Because these newer refrigerants break down faster and closer to where they’re released, TFA levels could spike in urban areas. As such, it’s likely we will see more TFA in rainwater, rivers, and potentially, drinking water supplies throughout the next few decades.
Should You Be Worried?
TFA isn’t the most dangerous contaminant out there, but it builds up, it spreads far, and we can’t remove it once it’s in our water.

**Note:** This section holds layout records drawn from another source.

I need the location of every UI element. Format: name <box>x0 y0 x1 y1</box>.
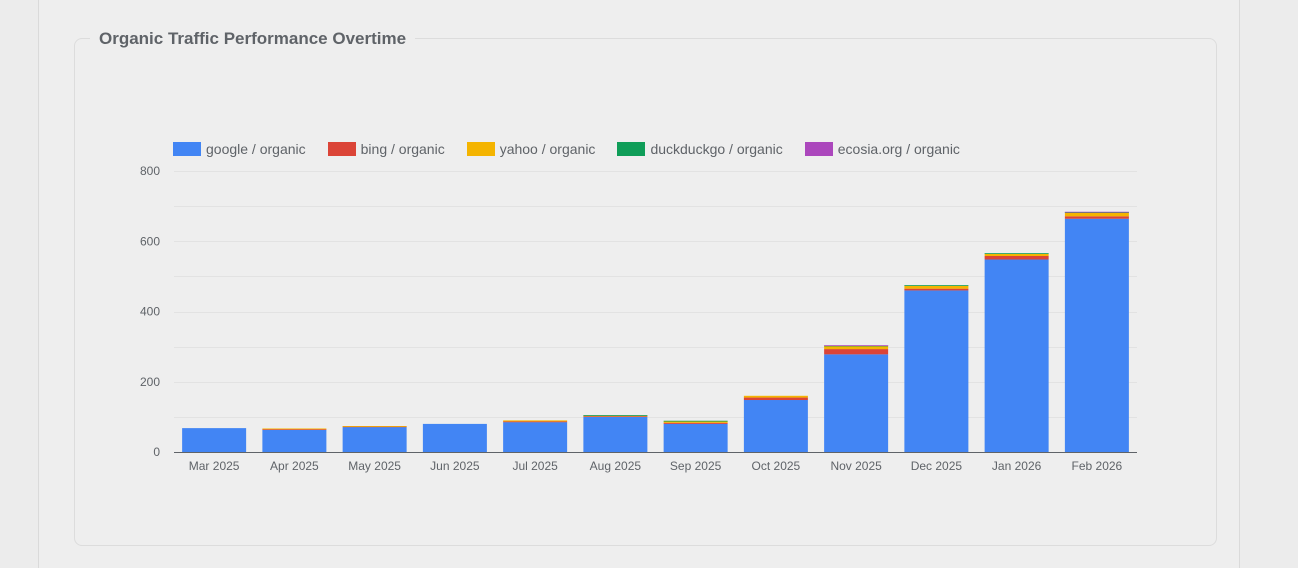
bar-segment <box>663 423 728 452</box>
bar-segment <box>1064 216 1129 219</box>
y-tick-label: 600 <box>140 234 160 248</box>
bar-segment <box>422 423 487 452</box>
chart-card <box>74 38 1217 546</box>
legend-label: duckduckgo / organic <box>650 141 783 157</box>
bar-segment <box>904 290 969 452</box>
bar-segment <box>663 422 728 424</box>
bar-segment <box>984 253 1049 254</box>
bar-segment <box>583 415 648 416</box>
bar-segment <box>663 421 728 423</box>
x-tick-label: Apr 2025 <box>270 459 319 473</box>
x-tick-label: Jul 2025 <box>512 459 558 473</box>
bar-segment <box>342 427 407 452</box>
bar-segment <box>663 420 728 422</box>
bar-segment <box>583 416 648 453</box>
legend-swatch <box>327 142 356 156</box>
bar-segment <box>503 420 568 422</box>
bar-segment <box>824 349 889 355</box>
bar-segment <box>743 397 808 401</box>
bar-segment <box>984 256 1049 260</box>
legend-label: yahoo / organic <box>499 141 596 157</box>
bar-segment <box>342 426 407 427</box>
bar-segment <box>743 395 808 398</box>
legend-swatch <box>804 142 833 156</box>
bar-segment <box>824 354 889 452</box>
bar-segment <box>824 345 889 350</box>
legend-item[interactable]: google / organic <box>173 141 306 157</box>
bar-segment <box>904 285 969 289</box>
legend-swatch <box>173 142 201 156</box>
legend-item[interactable]: yahoo / organic <box>466 141 596 157</box>
bar-segment <box>262 428 327 430</box>
x-tick-label: Sep 2025 <box>670 459 722 473</box>
x-tick-label: Jan 2026 <box>992 459 1042 473</box>
legend-label: bing / organic <box>360 141 445 157</box>
bar-segment <box>262 429 327 452</box>
x-tick-label: Aug 2025 <box>590 459 642 473</box>
legend-swatch <box>466 142 495 156</box>
x-tick-label: Feb 2026 <box>1072 459 1123 473</box>
legend-item[interactable]: duckduckgo / organic <box>617 141 783 157</box>
bar-segment <box>583 416 648 417</box>
bar-segment <box>984 253 1049 256</box>
bar-segment <box>503 422 568 452</box>
chart-title: Organic Traffic Performance Overtime <box>90 26 416 52</box>
bar-segment <box>1064 218 1129 452</box>
bar-segment <box>904 285 969 286</box>
x-tick-label: Mar 2025 <box>189 459 240 473</box>
legend-item[interactable]: ecosia.org / organic <box>804 141 960 157</box>
legend-label: google / organic <box>206 141 306 157</box>
bar-segment <box>182 428 247 452</box>
bar-segment <box>743 400 808 452</box>
y-tick-label: 200 <box>140 375 160 389</box>
legend-label: ecosia.org / organic <box>837 141 960 157</box>
x-tick-label: May 2025 <box>348 459 401 473</box>
bar-segment <box>824 345 889 347</box>
x-tick-label: Oct 2025 <box>752 459 801 473</box>
bar-segment <box>503 421 568 423</box>
chart-legend: google / organic bing / organic yahoo / or… <box>173 140 982 158</box>
bar-segment <box>904 288 969 291</box>
y-tick-label: 400 <box>140 305 160 319</box>
y-tick-label: 800 <box>140 164 160 178</box>
bar-segment <box>262 429 327 430</box>
bar-segment <box>1064 211 1129 213</box>
bar-segment <box>1064 212 1129 217</box>
y-tick-label: 0 <box>153 445 160 459</box>
legend-swatch <box>617 142 646 156</box>
legend-item[interactable]: bing / organic <box>327 141 445 157</box>
x-tick-label: Dec 2025 <box>911 459 963 473</box>
bar-segment <box>984 259 1049 452</box>
x-tick-label: Nov 2025 <box>830 459 882 473</box>
x-tick-label: Jun 2025 <box>430 459 480 473</box>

If you live in an area that uses surface water for drinking, like lakes or rivers, you might want to consider using a home filtration system that includes reverse osmosis.
References:
- Boutonnet, J.C., Bingham, P., Calamari, D., Rooij, C.D., Franklin, J., Kawano, T., Libre, J.M., McCul-Loch, A., Malinverno, G., Odom, J.M. and Rusch, G.M., 1999. Environmental risk assessment of trifluoroacetic acid. Human and Ecological Risk Assessment: An International Journal, 5(1), pp.59-124.
- Cahill, T.M., 2022. Increases in trifluoroacetate concentrations in surface waters over two decades. Environmental Science & Technology, 56(13), pp.9428-9434.
- Garavagno, M.D.L.A., Holland, R., Khan, M.A.H., Orr-Ewing, A.J. and Shallcross, D.E., 2024. Trifluoroacetic acid: toxicity, sources, sinks and future prospects. Sustainability, 16(6), p.2382.